Judy

In July of 2008 at the age of 49 I finally admitted to myself that I had to see a doctor. I had been putting off going to see a doctor for nine years mainly because I hated the gynecological exam. But something was very wrong. I was hoping I had an infection and they could give me some antibiotics and I'd be on my way. My PCP didn't say what was wrong, she just said I had to come back that afternoon to see a gynecologist. That was when I started to worry.

That afternoon the gynecologist told me the news. I was by myself. He said I had advanced cervical cancer and he thought some lymph nodes were involved. I asked him whether I was going to live. He said that if the CAT scan results were good I would have a 50% chance of survival. I ended up being diagnosed with stage 3b cervical cancer.
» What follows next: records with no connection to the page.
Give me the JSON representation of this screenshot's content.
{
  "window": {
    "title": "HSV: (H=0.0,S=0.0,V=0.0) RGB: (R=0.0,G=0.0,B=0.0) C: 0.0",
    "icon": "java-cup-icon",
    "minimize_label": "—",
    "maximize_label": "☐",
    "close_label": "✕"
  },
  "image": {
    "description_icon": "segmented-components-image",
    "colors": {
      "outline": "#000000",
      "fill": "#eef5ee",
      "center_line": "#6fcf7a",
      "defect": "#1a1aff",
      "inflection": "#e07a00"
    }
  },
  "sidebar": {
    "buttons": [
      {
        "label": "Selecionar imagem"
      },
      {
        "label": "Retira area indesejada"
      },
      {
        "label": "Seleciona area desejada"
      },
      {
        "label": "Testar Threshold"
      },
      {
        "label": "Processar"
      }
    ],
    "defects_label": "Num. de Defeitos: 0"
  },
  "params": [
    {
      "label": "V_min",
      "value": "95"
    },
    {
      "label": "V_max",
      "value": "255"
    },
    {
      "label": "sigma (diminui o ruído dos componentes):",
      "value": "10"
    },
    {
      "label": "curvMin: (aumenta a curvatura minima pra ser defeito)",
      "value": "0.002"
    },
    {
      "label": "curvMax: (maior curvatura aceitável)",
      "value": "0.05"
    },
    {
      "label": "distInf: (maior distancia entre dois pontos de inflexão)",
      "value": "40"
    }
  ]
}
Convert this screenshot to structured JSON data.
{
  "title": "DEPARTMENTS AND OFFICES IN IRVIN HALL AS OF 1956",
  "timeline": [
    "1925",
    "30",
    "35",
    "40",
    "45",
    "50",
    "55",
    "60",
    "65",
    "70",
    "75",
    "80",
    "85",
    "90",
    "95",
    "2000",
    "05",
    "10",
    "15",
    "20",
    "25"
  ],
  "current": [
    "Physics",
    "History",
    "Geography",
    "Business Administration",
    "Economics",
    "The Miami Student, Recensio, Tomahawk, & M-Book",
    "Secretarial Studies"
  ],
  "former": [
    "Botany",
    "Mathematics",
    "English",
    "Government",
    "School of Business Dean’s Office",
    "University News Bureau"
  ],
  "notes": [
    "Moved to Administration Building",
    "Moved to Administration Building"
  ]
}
I felt guilty at what a stupid thing I had done to not get a Pap test for that many years. I blamed myself for putting my family and friends through this nightmare. I was single and so my elderly father had to take care of me while I went through chemo and external radiation and was so sick I had to sleep on the bathroom floor by night and get infusions during the day to try to replenish my fluids. My older sister had to disrupt her life to bring me in for a series of 5 internal (Brachy) radiation treatments, the first of which cause hemorrhaging and emergency surgery and an overnight hospital stay.

But I am now grateful for what I went through. It is 2 years since finishing treatment and I realize what is important in life and what is not. I now do yoga, work out, spend more time with family and friends and volunteer for those in need. I realize how extremely lucky I am just to be alive.

I tell my story to as many women that will listen hoping that they won't make the same mistake that I did. Please don't think you won't be the one, get all your preventive screenings (including a Pap) when it is recommended. Trust me, the pain and embarrassment of getting a Pap is nothing compared to what might happen to you if you don't get one.